Importance: The association of tyrosine kinase inhibitors targeting vascular endothelial growth factor receptors (VEGFR-TKIs) with aneurysm and artery dissection (AAD) has been frequently reported in spontaneous reporting databases.
Objective: To investigate the risk and incidence of AAD occurrence in patients with cancer treated with oral VEGFR-TKIs, with capecitabine as an active comparator.
Design, setting, and participants: This national, historical cohort study was conducted using national claims data from the National Health Insurance Service in Korea from 2007 to 2020, with a 1-year follow-up. Patients with cancer aged 40 years or older prescribed oral VEGFR-TKIs or capecitabine were enrolled. Data were analyzed from September 2022 through April 2023.
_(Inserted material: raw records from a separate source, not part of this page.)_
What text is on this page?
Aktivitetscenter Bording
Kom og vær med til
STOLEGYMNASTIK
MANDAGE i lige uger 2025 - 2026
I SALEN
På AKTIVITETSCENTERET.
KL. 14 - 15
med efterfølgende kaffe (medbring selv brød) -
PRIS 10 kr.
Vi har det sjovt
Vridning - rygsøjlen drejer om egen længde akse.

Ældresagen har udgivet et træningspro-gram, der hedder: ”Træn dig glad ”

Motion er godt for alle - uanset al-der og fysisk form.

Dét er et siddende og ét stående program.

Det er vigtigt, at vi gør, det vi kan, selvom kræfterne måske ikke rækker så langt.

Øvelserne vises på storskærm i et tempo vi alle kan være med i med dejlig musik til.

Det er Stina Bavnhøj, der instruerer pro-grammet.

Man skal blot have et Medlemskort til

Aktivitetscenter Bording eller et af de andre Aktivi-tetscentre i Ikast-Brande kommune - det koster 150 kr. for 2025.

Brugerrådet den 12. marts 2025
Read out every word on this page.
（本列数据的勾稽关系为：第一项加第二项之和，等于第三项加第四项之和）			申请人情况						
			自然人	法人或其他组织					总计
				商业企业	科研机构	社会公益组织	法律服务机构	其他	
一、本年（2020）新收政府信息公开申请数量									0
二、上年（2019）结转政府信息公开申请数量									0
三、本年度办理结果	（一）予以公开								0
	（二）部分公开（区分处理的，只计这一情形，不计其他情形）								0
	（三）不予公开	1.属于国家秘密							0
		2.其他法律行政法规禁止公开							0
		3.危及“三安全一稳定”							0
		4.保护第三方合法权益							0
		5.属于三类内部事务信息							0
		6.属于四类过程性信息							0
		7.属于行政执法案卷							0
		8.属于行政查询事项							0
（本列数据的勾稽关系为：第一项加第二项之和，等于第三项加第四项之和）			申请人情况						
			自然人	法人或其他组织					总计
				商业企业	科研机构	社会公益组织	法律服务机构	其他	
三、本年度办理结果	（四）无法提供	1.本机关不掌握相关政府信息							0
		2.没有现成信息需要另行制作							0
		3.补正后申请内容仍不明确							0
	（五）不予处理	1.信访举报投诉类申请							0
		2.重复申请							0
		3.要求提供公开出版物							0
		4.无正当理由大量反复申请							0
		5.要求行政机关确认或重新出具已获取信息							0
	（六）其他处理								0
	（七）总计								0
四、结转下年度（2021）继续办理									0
Exposure: Oral VEGFR-TKIs (sorafenib, regorafenib, vandetanib, sunitinib, lenvatinib, axitinib, and pazopanib) or capecitabine as a comparator.
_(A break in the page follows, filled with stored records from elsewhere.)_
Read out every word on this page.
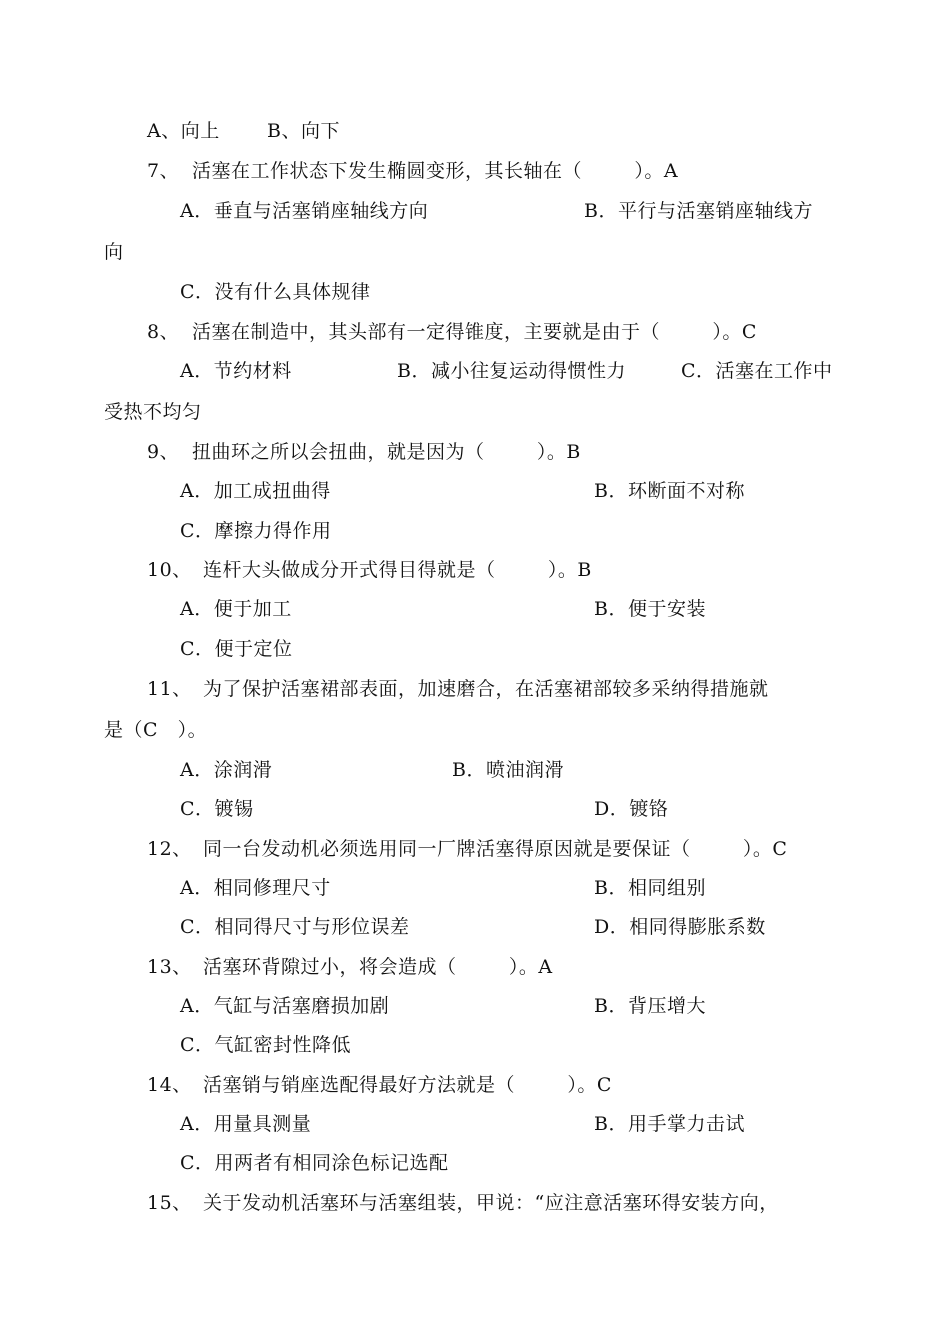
A、向上

B、向下

7、

活塞在工作状态下发生椭圆变形，其长轴在（        ）。A

A．垂直与活塞销座轴线方向

	B．平行与活塞销座轴线方

向

C．没有什么具体规律

8、

活塞在制造中，其头部有一定得锥度，主要就是由于（        ）。C

A．节约材料

	B．减小往复运动得惯性力

	C．活塞在工作中

受热不均匀

9、

扭曲环之所以会扭曲，就是因为（        ）。B

A．加工成扭曲得

	B．环断面不对称

C．摩擦力得作用

10、

连杆大头做成分开式得目得就是（        ）。B

A．便于加工

	B．便于安装

C．便于定位

11、

为了保护活塞裙部表面，加速磨合，在活塞裙部较多采纳得措施就

是（C   ）。

A．涂润滑

	B．喷油润滑

C．镀锡

	D．镀铬

12、

同一台发动机必须选用同一厂牌活塞得原因就是要保证（        ）。C

A．相同修理尺寸

	B．相同组别

C．相同得尺寸与形位误差

	D．相同得膨胀系数

13、

活塞环背隙过小，将会造成（        ）。A

A．气缸与活塞磨损加剧

	B．背压增大

C．气缸密封性降低

14、

活塞销与销座选配得最好方法就是（        ）。C

A．用量具测量

	B．用手掌力击试

C．用两者有相同涂色标记选配

15、

关于发动机活塞环与活塞组装，甲说：“应注意活塞环得安装方向，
Main outcomes and measures: Hazard ratios (HRs) were used to investigate the association between VEGFR-TKI use and AAD after propensity score matching. The primary outcome was AAD, and secondary outcomes were aortic aneurysm and dissection and AAD with rupture. Outcomes were defined using International Statistical Classification of Diseases and Related Health Problems, Tenth Revision (ICD-10) diagnosis codes.
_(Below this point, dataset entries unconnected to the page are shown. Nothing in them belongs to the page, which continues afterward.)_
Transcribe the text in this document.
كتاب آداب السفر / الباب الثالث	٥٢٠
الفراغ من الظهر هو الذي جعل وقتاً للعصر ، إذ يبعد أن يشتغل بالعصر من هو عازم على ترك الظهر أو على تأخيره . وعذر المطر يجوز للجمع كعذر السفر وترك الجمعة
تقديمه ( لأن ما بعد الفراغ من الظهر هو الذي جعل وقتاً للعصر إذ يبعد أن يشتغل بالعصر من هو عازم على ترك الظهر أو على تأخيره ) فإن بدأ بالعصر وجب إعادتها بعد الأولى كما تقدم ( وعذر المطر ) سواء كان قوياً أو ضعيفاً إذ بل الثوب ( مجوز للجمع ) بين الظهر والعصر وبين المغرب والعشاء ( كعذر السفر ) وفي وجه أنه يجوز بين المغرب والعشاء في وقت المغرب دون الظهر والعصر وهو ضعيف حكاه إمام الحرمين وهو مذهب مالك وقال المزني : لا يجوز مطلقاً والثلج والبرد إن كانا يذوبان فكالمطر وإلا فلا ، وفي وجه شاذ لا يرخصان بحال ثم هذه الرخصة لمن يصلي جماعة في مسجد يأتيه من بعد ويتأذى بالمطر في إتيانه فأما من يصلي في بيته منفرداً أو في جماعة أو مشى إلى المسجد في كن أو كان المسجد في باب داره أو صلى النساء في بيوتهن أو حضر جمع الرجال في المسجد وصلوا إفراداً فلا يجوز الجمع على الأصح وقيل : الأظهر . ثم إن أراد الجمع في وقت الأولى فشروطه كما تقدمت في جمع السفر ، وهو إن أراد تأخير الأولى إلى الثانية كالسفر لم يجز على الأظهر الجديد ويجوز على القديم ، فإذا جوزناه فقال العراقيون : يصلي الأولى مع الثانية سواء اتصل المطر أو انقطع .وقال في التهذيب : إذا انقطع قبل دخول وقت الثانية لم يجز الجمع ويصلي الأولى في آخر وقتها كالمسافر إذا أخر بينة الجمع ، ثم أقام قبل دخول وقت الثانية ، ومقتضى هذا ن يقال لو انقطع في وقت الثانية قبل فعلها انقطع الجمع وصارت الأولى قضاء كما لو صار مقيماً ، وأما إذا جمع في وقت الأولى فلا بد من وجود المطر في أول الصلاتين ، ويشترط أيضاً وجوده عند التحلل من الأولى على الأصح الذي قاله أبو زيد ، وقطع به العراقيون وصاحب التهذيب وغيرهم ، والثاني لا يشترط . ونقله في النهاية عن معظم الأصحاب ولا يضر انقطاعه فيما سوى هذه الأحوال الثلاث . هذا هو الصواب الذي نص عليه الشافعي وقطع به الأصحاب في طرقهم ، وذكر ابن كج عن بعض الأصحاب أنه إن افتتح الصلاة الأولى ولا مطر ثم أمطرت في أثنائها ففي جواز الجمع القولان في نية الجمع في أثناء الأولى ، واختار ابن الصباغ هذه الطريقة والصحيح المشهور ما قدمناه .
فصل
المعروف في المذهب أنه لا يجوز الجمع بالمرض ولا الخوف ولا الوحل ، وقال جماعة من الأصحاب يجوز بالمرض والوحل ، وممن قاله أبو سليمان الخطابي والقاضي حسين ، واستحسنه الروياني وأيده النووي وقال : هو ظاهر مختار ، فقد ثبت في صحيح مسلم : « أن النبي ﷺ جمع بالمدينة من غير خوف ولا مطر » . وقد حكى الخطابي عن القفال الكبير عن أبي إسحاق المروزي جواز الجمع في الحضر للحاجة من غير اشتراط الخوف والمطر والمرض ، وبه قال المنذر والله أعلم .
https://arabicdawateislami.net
Results: Among 127 710 patients with cancer eligible for the study (80 386 males [62.9%]; mean [SD] age, 62.6 [10.9] years), 37 308 patients received VEGFR-TKIs and 90 402 patients received capecitabine. Among 27 535 matched patients receiving VEGFR-TKIs, the incidence of AAD within 1 year of treatment initiation was 6.0 per 1000 person-years. The median (IQR) time to AAD onset in the matched AAD group was 114 (67-257) days after treatment initiation, with the highest incidence observed during the first 3 months (45 incidents vs 31, 17, and 16 incidents during 3- to 6-month, 6- to 9-month, and 9- to 12-month periods, respectively). Cox regression modeling showed that the risk of AAD occurrence was significantly higher among patients prescribed VEGFR-TKIs than those receiving capecitabine (HR, 1.48; 95% CI, 1.08-2.02); similar results were obtained among females (HR, 2.08; 95% CI, 1.26-3.42), older adults (aged ≥65 years; HR, 1.42; 95% CI, 1.01-1.99), and patients with dyslipidemia (HR, 1.58; 95% CI, 1.11-2.24).
Conclusions and relevance: In this study, the use of oral VEGFR-TKIs was associated with an increased risk of AAD occurrence. These findings elucidate vascular toxic effects and may provide a substantial reference for reducing the socioeconomic burden of adverse events associated with VEGFR-TKI use.